Zelensky a l’intention de récupérer « tous » les territoires perdus, y compris la Crimée, ce qui – j’en suis vraiment désolé – n’est pas réaliste alors que les avancées sur le front de bataille favorisent la Russie. La nomination de l’économiste Andrei Belousov au poste de ministre de la Défense indique qu’il se prépare à une longue guerre qu’il estime avoir la force de mener.
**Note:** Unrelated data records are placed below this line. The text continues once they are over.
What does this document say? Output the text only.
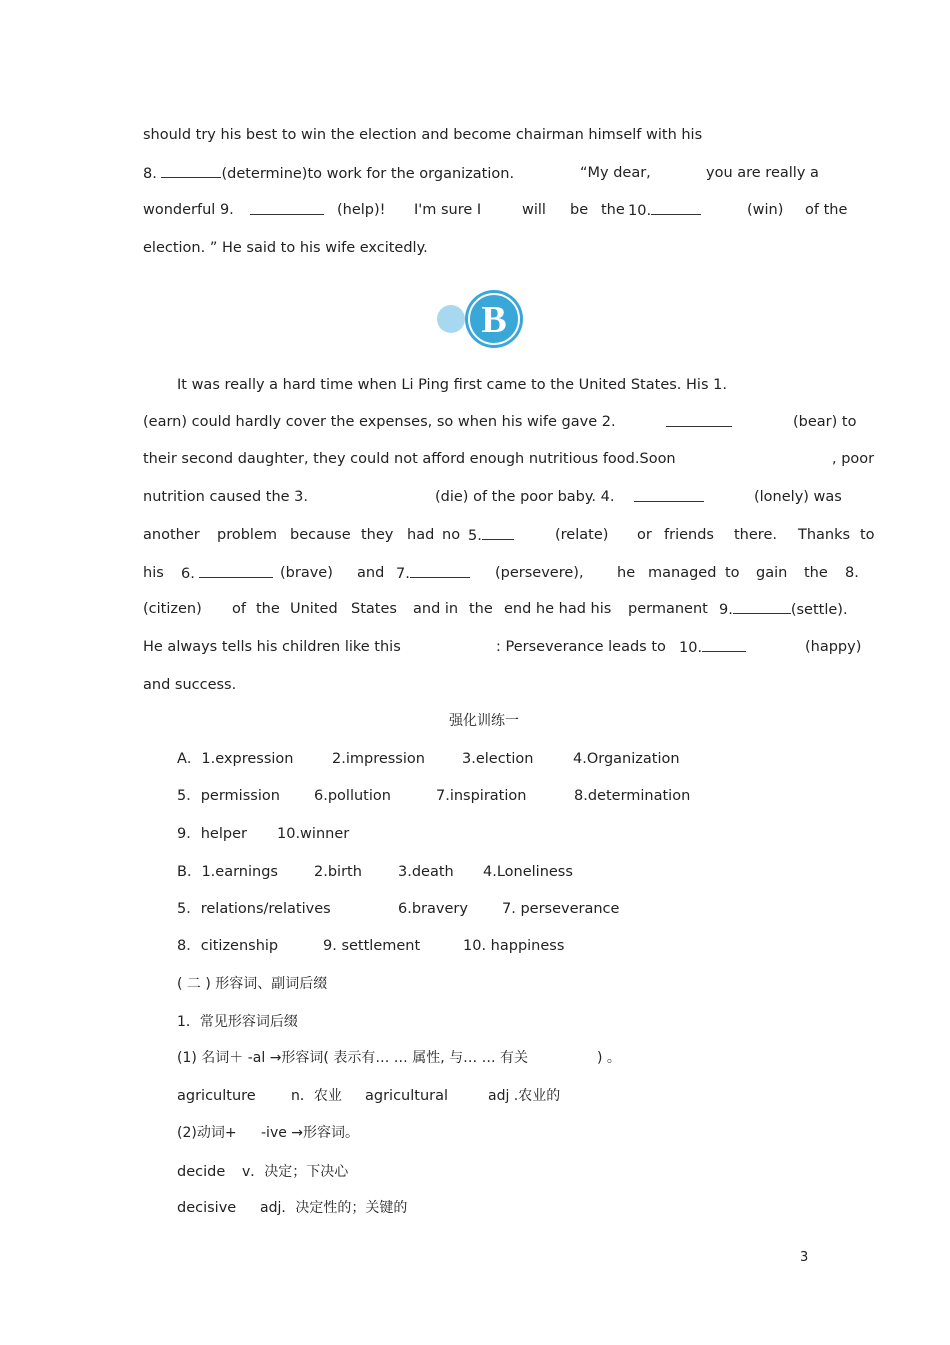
should try his best to win the election and become chairman himself with his
8.	(determine)to work for the organization.	“My dear,	you are really a
wonderful 9.	(help)! I'm sure I	will be the 10.	(win) of the
election. ” He said to his wife excitedly.
B
It was really a hard time when Li Ping first came to the United States. His 1.
(earn) could hardly cover the expenses, so when his wife gave 2.	(bear) to
their second daughter, they could not afford enough nutritious food.Soon	, poor
nutrition caused the 3.	(die) of the poor baby. 4.	(lonely) was
another problem because they had no 5.	(relate) or friends there. Thanks to
his 6.	(brave) and 7.	(persevere), he managed to gain the 8.
(citizen) of the United States and in the end he had his permanent 9.	(settle).
He always tells his children like this	: Perseverance leads to 10.	(happy)
and success.
强化训练一
A．1.expression	2.impression	3.election	4.Organization
5．permission 6.pollution	7.inspiration	8.determination
9．helper 10.winner
B．1.earnings 2.birth 3.death 4.Loneliness
5．relations/relatives	6.bravery 7. perseverance
8．citizenship	9. settlement	10. happiness
( 二 ) 形容词、副词后缀
1．常见形容词后缀
(1) 名词＋ -al →形容词( 表示有… … 属性, 与… … 有关	) 。
agriculture	n．农业 agricultural	adj .农业的
(2)动词+ -ive →形容词。
decide v．决定；下决心
decisive adj．决定性的；关键的
3
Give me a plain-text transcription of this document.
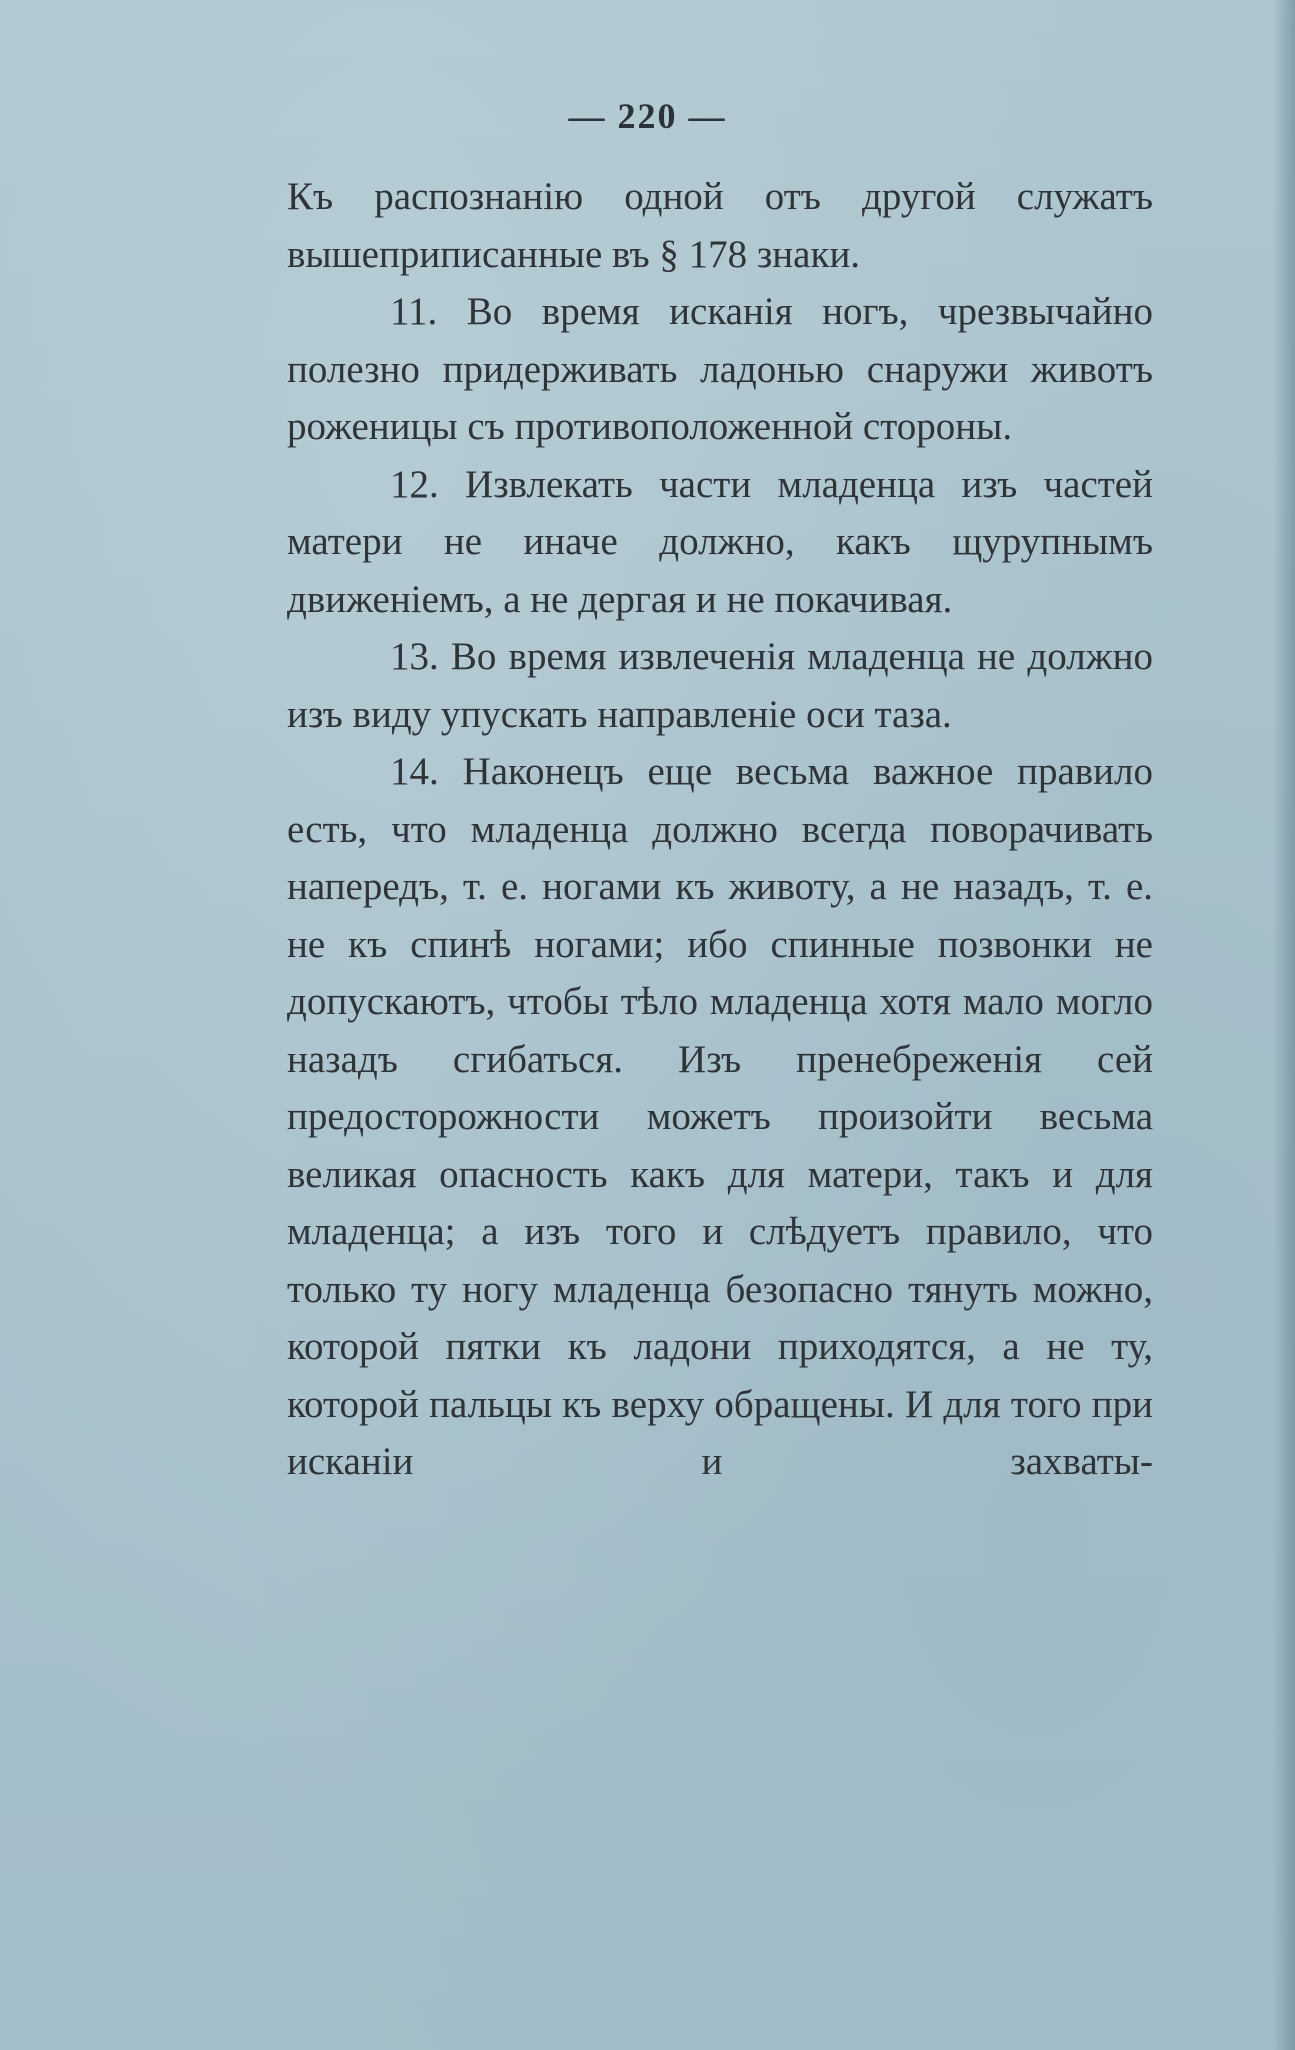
— 220 —

Къ распознанію одной отъ другой служатъ вышеприписанные въ § 178 знаки.

11. Во время исканія ногъ, чрезвычайно полезно придерживать ладонью снаружи животъ роженицы съ противоположенной стороны.

12. Извлекать части младенца изъ частей матери не иначе должно, какъ щурупнымъ движеніемъ, а не дергая и не покачивая.

13. Во время извлеченія младенца не должно изъ виду упускать направленіе оси таза.

14. Наконецъ еще весьма важное правило есть, что младенца должно всегда поворачивать напередъ, т. е. ногами къ животу, а не назадъ, т. е. не къ спинѣ ногами; ибо спинные позвонки не допускаютъ, чтобы тѣло младенца хотя мало могло назадъ сгибаться. Изъ пренебреженія сей предосторожности можетъ произойти весьма великая опасность какъ для матери, такъ и для младенца; а изъ того и слѣдуетъ правило, что только ту ногу младенца безопасно тянуть можно, которой пятки къ ладони приходятся, а не ту, которой пальцы къ верху обращены. И для того при исканіи и захваты-
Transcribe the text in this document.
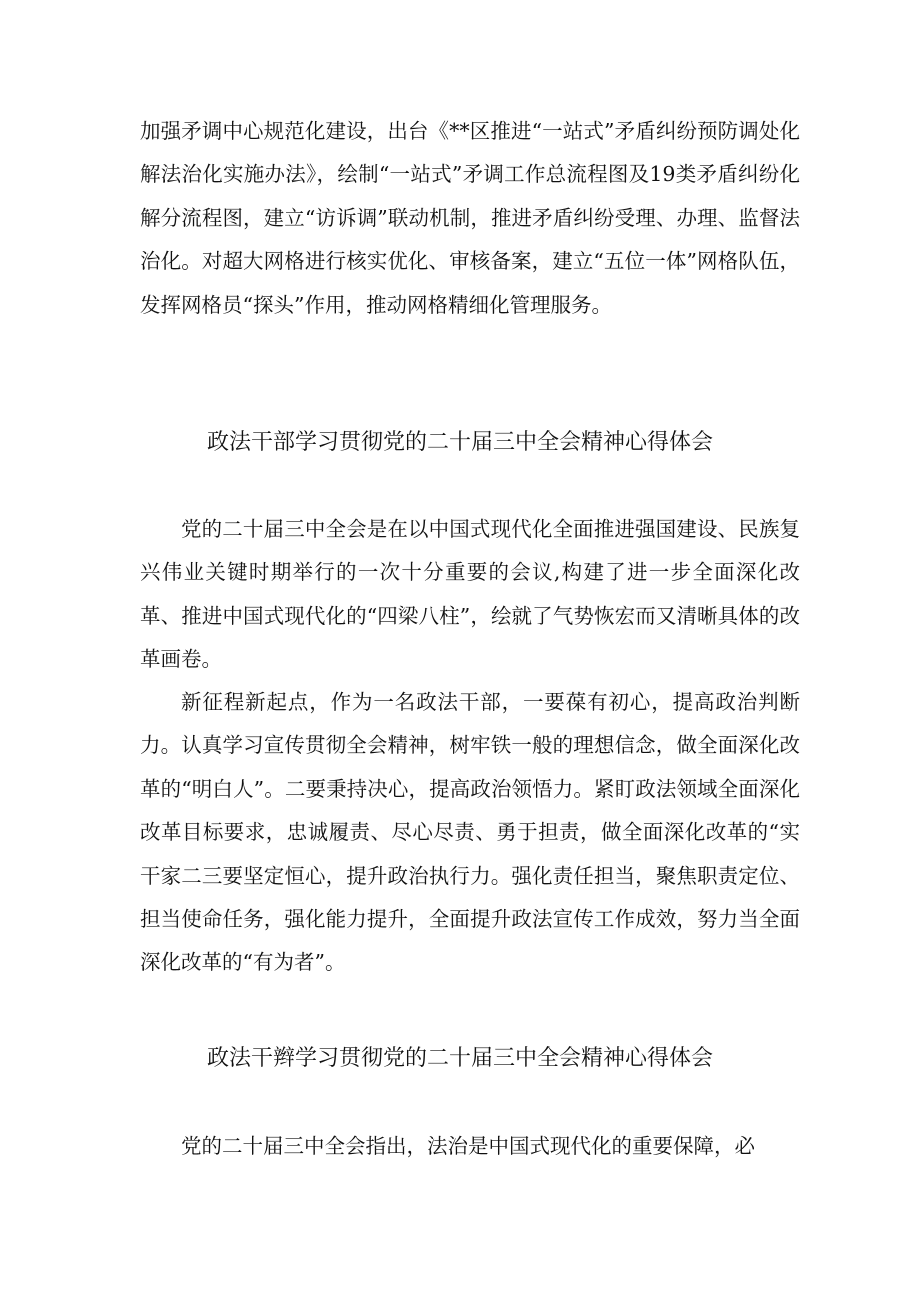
加强矛调中心规范化建设，出台《**区推进“一站式”矛盾纠纷预防调处化解法治化实施办法》，绘制“一站式”矛调工作总流程图及19类矛盾纠纷化解分流程图，建立“访诉调”联动机制，推进矛盾纠纷受理、办理、监督法治化。对超大网格进行核实优化、审核备案，建立“五位一体”网格队伍，发挥网格员“探头”作用，推动网格精细化管理服务。

政法干部学习贯彻党的二十届三中全会精神心得体会

党的二十届三中全会是在以中国式现代化全面推进强国建设、民族复兴伟业关键时期举行的一次十分重要的会议,构建了进一步全面深化改革、推进中国式现代化的“四梁八柱”，绘就了气势恢宏而又清晰具体的改革画卷。

新征程新起点，作为一名政法干部，一要葆有初心，提高政治判断力。认真学习宣传贯彻全会精神，树牢铁一般的理想信念，做全面深化改革的“明白人”。二要秉持决心，提高政治领悟力。紧盯政法领域全面深化改革目标要求，忠诚履责、尽心尽责、勇于担责，做全面深化改革的“实干家二三要坚定恒心，提升政治执行力。强化责任担当，聚焦职责定位、担当使命任务，强化能力提升，全面提升政法宣传工作成效，努力当全面深化改革的“有为者”。

政法干辫学习贯彻党的二十届三中全会精神心得体会

党的二十届三中全会指出，法治是中国式现代化的重要保障，必
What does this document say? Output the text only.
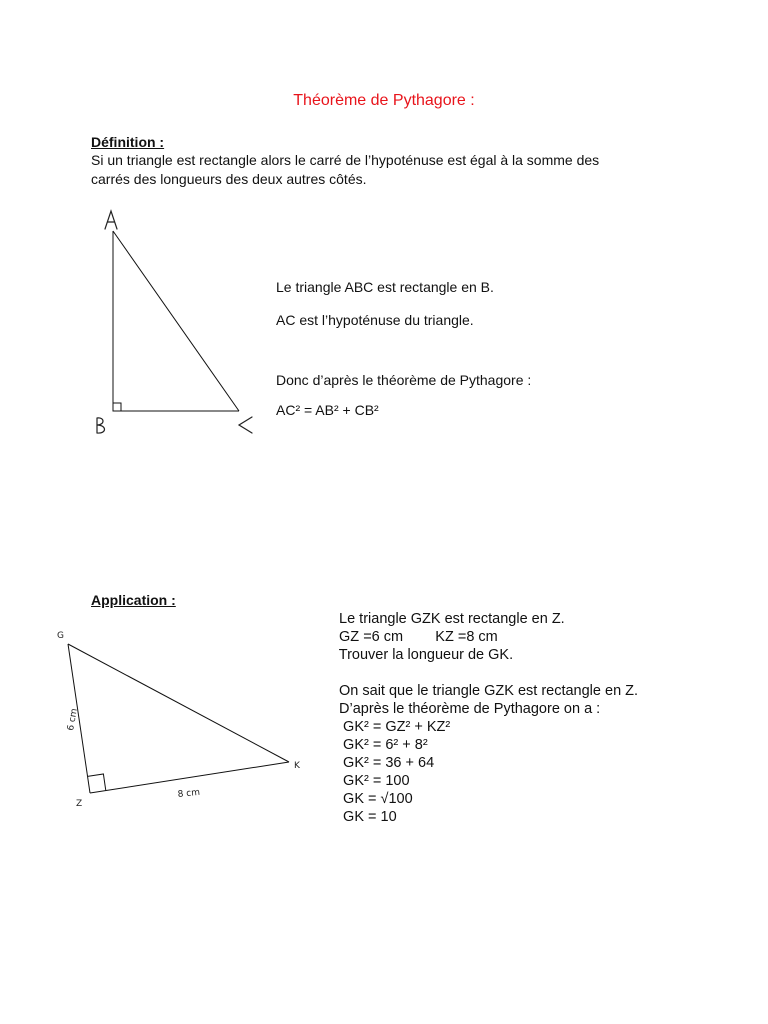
Théorème de Pythagore :
Définition :
Si un triangle est rectangle alors le carré de l’hypoténuse est égal à la somme des
carrés des longueurs des deux autres côtés.
Le triangle ABC est rectangle en B.
AC est l’hypoténuse du triangle.
Donc d’après le théorème de Pythagore :
AC² = AB² + CB²
Application :
G
Z
K
6 cm
8 cm
Le triangle GZK est rectangle en Z.
GZ =6 cm        KZ =8 cm
Trouver la longueur de GK.
On sait que le triangle GZK est rectangle en Z.
D’après le théorème de Pythagore on a :
GK² = GZ² + KZ²
GK² = 6² + 8²
GK² = 36 + 64
GK² = 100
GK = √100
GK = 10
Dans ces conditions, il est difficile négocier la paix car même l’Ukraine ne peut pas abandonner la Russie ne veut pas non plus abandonner ses conquêtes et, cependant, la négociation peut convenir à Kiev, car si la guerre continue selon la tendance actuelle, elle perdra très probablement encore plus de territoire qu’elle n’en a déjà perdu. Ne nous trompons pas, nous donnons à l’Ukraine suffisamment pour maintenir le rythme (avec de plus en plus de difficulté) mais pas suffisant pour gagner la guerre, entre autres parce que nous ne voulons pas entrer en conflit avec la Russie, qui est une puissance nucléaire et nous le rappelle constamment de celui-ci. Et malgré cela, on parle aujourd’hui d’envoyer des soldats-observateurs des pays de l’OTAN en Ukraine, ce qui augmenterait notre niveau de risque.

Je demande : étant donné qu’aucun des deux combattants ne veut renoncer à ses prétentions, ne vaudrait-il pas mieux avoir un armistice à la coréenne sur la ligne actuelle de séparation des forces qui, sans renoncer aux objectifs maximaux de chaque partie, empêche plus de gens meurent et l’Ukraine perd plus de territoire ? En échange nous pourrions vous offrir davantage d’aide financière, de garanties de sécurité et accélérer votre accès à UE. De cette façon, une paix froide et serrée serait maintenue au cœur de l’Europe, ce qui n’est pas grand-chose mais c’est quelque chose et en tout cas c’est mieux que ce qui peut arriver. Certains appelleront cela du défaitisme… tandis que ce sera du réalisme pour d’autres. Parce que Trump peut revenir.